On a retrouvé notre liberté de s’envoler sans être violées. Briser les menottes de l’esclavage masculin était aussi pitoyable que l’aspiration d’un embryon cruel qui nage dans son utérus, aussi pitoyable qu’un fruit de traumatisme occupé des cris “ Au secours ! Au secours !”.
Vous étiez l’étincelle qui allumait le feu de la révolution féminine, qui a provoqué la masculinité fragile de certains, disant « elle n’avait qu’à pas porter un jeans collant, elle n’avait qu’à pas sourire, elle n’avait qu’à pas sortir » et tous les «elle n’avait qu’à pas » qui ne pourraient jamais justifier la médiocrité des spermatozoïdes.
Vos soixante-dix ans de combat ont bouleversé le monde d’une manière irréversible. Dans un monde où le violeur accusait la victime d’avoir avorté ! Dans un monde où la femme était toujours marginalisée ! Vous avez choisi de risquer «votre propre liberté pour servir celle des autres.» Vous avez consacré votre vie pour briser les barrières qui nous empêchaient de jouir de nos droits sans entrave ou oppression. Vous étiez l’inlassable combattante de l’égalité. Vous étiez la controverse dans une société conservatrice. La grève de la faim que vous avez menée aboutissait à notre émancipation et à la valorisation de notre combat aujourd’hui.
Votre passé glorieux continue de m’inspirer. Je resterai toujours reconnaissante et je ferai tout mon possible pour réveiller les Gisèle Halimi qui cohabitent dans l’esprit de nos jeunes filles.
Vos parents ne devaient pas attendre 15 jours pour annoncer votre naissance, vous n’étiez pas une malédiction, mais une bénédiction, plutôt, une lumière divine qui est née à l’aurore. Pourtant, vous étiez trop belle, vous étiez la plus belle des fleurs de mon jardin. Je vous admirais hier et aujourd’hui vous ne serez jamais poussière, votre mémoire me mine dès que je suis devenue une femme insolente et non pas une femelle qui est dominée par les hommes.
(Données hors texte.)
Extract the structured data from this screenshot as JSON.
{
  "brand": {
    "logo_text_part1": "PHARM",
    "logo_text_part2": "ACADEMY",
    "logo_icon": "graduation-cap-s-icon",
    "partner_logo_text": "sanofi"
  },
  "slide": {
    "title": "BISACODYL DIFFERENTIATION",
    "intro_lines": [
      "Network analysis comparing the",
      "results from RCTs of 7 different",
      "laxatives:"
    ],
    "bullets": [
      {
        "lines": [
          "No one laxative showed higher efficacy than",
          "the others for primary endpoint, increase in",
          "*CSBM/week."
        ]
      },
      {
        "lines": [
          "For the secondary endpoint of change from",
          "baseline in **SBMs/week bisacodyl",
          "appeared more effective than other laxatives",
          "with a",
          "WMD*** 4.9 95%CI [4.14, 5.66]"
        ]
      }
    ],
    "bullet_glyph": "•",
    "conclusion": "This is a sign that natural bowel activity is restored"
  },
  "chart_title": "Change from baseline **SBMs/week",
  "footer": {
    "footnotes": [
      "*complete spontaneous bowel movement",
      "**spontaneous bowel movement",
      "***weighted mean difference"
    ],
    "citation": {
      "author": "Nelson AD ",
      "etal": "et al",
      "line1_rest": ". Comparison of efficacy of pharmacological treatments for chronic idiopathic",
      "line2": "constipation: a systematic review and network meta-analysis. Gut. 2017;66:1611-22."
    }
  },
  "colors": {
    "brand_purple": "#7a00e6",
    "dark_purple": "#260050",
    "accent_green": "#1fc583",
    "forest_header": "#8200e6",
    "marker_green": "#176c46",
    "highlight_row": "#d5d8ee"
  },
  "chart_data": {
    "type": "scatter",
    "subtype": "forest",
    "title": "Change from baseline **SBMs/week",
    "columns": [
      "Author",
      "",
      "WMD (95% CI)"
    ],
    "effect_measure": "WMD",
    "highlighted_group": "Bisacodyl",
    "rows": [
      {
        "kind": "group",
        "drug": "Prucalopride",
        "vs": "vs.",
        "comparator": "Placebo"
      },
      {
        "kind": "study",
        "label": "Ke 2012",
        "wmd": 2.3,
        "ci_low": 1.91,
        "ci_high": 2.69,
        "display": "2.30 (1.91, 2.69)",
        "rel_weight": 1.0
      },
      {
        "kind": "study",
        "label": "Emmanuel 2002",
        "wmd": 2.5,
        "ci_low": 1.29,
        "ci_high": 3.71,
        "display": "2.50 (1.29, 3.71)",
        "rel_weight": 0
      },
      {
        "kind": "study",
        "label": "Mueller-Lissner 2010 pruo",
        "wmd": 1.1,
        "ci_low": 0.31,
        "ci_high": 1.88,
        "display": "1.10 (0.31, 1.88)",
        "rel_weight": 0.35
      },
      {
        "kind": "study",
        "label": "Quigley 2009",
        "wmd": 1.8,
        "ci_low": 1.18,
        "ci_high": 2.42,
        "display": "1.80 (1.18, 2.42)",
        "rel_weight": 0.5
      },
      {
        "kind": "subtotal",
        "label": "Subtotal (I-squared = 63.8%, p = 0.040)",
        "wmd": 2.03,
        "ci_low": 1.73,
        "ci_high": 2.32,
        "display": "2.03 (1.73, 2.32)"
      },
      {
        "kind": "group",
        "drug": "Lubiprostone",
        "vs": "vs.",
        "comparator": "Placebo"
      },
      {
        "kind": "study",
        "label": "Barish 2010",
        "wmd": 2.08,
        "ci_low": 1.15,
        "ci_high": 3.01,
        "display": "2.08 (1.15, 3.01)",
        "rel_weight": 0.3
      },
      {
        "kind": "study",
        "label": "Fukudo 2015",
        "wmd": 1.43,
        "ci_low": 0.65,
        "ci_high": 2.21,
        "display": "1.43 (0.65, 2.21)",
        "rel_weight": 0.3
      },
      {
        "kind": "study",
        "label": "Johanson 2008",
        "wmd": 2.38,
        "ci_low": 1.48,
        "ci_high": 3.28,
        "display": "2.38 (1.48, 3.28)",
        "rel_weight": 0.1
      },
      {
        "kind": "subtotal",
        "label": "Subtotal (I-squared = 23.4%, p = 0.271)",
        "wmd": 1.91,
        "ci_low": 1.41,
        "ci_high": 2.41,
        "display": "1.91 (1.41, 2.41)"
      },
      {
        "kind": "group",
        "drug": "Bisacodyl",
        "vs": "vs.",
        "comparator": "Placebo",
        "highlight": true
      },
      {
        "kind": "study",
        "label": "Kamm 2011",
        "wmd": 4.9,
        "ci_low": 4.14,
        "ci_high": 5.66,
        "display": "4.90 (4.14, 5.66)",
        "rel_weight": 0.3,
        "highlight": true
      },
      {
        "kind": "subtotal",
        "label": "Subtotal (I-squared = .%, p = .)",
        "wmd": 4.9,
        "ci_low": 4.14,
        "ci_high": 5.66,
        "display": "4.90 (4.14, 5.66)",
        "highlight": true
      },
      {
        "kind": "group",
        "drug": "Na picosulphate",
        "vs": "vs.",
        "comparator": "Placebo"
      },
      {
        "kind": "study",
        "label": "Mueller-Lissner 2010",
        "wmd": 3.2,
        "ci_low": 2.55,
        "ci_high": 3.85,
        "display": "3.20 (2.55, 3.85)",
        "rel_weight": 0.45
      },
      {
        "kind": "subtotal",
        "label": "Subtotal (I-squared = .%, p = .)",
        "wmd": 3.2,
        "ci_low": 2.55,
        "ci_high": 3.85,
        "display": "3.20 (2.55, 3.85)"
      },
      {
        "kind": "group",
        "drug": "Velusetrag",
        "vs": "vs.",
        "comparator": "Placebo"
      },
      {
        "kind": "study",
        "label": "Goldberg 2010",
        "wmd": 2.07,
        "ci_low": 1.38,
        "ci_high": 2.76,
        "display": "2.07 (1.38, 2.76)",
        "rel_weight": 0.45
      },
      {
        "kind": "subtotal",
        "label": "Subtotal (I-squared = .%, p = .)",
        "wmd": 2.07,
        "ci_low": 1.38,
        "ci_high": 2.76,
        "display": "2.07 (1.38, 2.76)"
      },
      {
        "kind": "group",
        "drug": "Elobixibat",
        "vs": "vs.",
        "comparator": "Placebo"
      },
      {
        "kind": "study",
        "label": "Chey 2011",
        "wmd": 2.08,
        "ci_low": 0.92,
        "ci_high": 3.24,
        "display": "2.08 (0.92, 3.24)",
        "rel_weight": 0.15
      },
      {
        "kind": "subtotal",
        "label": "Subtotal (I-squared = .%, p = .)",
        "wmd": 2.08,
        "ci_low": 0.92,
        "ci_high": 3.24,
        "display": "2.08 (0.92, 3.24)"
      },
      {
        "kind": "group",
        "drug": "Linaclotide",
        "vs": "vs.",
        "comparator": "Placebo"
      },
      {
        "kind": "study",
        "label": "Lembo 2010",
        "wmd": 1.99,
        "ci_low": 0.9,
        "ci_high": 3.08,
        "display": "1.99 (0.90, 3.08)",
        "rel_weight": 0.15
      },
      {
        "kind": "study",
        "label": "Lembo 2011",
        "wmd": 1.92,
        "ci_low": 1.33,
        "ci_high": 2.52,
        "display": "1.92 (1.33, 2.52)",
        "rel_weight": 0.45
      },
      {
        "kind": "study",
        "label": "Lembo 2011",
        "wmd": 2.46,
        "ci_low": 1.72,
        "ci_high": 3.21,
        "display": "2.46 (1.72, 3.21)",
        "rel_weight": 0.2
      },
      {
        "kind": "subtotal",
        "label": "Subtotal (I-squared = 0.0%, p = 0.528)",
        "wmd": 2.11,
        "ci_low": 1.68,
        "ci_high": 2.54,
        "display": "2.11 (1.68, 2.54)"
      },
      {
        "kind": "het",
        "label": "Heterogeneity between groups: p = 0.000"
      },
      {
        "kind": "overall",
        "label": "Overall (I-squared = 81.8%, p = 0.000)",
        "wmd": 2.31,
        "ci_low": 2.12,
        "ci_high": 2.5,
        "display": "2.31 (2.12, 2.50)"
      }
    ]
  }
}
Pour clôturer, votre réussite inestimable a laissé une empreinte ineffaçable sur notre monde. Votre dévouement sans faille envers la cause de la femme et votre influence positive sur nos droits resteront éternellement inscrits dans nos cœurs et nos mémoires, rappelant à chacune d'entre nous la puissance de l'engagement et du pouvoir de faire la différence.